David Adjaye's design for Abrahmic Family House in Abu Dhabi sets a mosque, church and synagogue in a single plot
Adjaye Associates, founded and led by British-Ghanian architect Sir David Adjaye OBE, has unveiled the design for the new Abrahamic Family House located in Abu Dhabi's Saadiyat Island, which is set to comprise a mosque, a church and a synagogue.
The project was unveiled at a global gathering of the Higher Committee of Human Fraternity at the New York Public Library and is part of mission of the Document on Human Fraternity for World Peace and Living Together signed by His Holiness Pope Francis of the Catholic Church and the Grand Imam of al-Azhar, His Eminence Sheikh Ahmed el-Tayeb, in Abu Dhabi during the Papal visit in February this year.
The Abrahamic Family House will be home to a mosque, a church and a synagogue as well as a collective space for all three faiths for the first time, serving as a community for inter-religious dialogue and exchange, nurturing the values of co-existence among various beliefs, nationalities, and cultures.
The winning project proposes separate worship spaces for each religion as well as a shared space for collaboration and informal gathering.
"Built in the UAE’s capital, the space will be open to the world, and our hope is that through these buildings people of all faiths and from across society can learn and engage in a mission of peaceful coexistence for generations to come," said Adjaye of the project.
"As an architect I want to create a building that starts to dissolve the notion of hierarchical difference – it should represent universality and totality – something higher that enhances the richness of human life.

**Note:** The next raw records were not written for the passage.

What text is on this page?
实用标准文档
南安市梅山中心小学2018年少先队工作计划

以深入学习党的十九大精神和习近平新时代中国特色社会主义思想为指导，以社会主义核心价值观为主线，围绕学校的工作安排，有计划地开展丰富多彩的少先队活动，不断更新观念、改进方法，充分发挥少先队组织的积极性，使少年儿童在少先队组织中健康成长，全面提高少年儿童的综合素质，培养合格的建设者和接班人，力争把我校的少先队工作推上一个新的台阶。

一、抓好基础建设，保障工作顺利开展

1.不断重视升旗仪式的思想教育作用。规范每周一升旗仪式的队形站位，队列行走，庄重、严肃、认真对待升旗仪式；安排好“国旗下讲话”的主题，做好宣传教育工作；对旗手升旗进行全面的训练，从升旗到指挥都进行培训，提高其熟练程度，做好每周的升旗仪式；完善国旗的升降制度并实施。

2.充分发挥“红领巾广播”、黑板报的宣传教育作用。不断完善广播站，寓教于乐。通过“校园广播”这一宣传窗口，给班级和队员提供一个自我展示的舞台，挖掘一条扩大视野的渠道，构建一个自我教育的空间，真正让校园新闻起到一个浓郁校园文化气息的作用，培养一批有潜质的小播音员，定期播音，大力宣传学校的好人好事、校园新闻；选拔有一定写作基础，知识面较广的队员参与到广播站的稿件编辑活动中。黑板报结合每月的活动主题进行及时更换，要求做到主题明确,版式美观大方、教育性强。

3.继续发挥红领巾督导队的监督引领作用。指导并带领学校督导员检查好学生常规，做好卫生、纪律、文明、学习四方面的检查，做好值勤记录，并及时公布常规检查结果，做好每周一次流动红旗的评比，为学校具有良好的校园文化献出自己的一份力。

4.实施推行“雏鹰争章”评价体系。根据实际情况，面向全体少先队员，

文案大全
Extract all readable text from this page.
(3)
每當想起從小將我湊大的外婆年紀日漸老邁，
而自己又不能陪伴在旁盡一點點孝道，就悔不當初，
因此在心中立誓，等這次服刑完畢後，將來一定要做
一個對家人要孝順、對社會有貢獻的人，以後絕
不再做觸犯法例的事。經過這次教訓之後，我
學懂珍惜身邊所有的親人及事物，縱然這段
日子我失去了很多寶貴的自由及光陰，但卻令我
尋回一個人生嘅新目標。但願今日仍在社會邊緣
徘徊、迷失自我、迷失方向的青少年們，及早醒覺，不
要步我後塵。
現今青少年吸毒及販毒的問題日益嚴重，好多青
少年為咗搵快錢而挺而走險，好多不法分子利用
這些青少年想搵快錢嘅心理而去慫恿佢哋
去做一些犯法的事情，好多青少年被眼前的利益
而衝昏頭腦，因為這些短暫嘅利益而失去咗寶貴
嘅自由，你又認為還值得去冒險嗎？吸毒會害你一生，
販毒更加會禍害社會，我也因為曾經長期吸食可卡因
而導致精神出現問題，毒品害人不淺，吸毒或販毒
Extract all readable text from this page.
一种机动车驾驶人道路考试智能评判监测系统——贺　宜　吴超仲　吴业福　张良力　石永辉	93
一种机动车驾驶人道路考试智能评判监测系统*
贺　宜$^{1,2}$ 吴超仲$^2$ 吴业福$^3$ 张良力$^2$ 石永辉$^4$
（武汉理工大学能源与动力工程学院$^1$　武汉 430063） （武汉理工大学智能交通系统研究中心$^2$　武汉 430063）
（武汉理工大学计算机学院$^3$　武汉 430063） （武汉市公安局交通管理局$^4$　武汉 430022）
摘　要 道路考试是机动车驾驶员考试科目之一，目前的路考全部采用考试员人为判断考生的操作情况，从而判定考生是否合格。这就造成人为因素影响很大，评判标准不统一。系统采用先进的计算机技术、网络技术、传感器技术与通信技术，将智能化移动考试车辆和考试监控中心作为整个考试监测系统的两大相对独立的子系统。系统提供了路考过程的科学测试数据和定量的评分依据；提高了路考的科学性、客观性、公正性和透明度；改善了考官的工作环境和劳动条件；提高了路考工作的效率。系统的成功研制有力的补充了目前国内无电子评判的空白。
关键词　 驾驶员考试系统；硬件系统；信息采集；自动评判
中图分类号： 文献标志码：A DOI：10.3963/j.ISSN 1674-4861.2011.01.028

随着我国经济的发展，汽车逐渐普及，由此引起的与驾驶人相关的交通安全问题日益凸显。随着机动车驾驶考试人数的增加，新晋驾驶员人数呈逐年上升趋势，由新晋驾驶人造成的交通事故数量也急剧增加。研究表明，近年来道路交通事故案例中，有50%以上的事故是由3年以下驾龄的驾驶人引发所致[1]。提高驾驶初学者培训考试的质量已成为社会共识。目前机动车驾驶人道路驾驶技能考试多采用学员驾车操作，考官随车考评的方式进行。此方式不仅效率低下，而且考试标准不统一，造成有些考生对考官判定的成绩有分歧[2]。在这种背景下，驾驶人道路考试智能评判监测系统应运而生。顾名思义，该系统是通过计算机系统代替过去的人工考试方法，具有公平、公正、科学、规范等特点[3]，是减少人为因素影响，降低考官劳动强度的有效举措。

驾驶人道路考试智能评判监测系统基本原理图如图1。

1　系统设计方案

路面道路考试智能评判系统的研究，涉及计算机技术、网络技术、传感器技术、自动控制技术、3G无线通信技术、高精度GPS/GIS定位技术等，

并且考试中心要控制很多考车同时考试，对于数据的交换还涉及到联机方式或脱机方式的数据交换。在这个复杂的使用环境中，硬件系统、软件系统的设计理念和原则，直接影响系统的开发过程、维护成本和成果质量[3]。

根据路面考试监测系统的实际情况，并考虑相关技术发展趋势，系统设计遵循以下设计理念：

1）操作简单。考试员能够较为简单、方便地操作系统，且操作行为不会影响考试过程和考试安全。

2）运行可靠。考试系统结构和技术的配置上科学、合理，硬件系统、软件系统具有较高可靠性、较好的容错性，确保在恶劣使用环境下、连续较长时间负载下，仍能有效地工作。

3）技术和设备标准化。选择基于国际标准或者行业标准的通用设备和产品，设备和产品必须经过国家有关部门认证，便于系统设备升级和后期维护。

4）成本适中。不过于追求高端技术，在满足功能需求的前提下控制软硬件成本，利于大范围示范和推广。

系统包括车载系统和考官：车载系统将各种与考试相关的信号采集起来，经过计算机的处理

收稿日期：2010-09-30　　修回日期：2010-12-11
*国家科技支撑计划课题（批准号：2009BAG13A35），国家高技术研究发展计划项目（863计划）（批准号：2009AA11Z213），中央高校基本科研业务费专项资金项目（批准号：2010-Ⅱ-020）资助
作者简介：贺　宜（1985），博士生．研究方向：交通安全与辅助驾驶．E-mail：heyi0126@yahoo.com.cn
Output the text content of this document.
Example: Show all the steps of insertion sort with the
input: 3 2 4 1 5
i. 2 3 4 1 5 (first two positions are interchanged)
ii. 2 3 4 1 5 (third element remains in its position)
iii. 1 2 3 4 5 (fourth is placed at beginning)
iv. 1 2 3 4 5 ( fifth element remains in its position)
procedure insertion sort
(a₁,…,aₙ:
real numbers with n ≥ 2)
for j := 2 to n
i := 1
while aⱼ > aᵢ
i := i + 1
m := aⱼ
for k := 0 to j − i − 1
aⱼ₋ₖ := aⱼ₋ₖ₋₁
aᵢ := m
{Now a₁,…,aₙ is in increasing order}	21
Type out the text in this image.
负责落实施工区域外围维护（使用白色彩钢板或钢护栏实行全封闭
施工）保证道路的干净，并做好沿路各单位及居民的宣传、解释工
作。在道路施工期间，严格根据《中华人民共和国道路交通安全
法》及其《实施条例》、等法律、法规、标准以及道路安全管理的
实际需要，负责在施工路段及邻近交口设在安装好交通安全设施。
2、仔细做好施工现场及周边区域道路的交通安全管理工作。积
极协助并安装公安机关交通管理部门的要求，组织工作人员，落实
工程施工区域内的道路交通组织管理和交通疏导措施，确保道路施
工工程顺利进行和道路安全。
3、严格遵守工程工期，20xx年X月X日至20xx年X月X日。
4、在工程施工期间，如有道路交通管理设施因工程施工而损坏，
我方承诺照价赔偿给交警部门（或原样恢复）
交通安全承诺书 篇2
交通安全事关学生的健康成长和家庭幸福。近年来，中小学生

We hope we have set out a plan for a beautiful and thought-provoking space that celebrates the three faiths and stimulates dialogue and understanding at a critical time for the world," he added.
Adjaye also spoke about the role of architecture in fostering unity and dialogue: "I believe architecture should work to enshrine the kind of world we want to live in, a world of tolerance, openness, and constant advancement. Architecture and landscape design can interpret the fabric and principles of a place, to advance the conversation, reassess current assumptions about the world, and discover more meaningfully what a place can give back."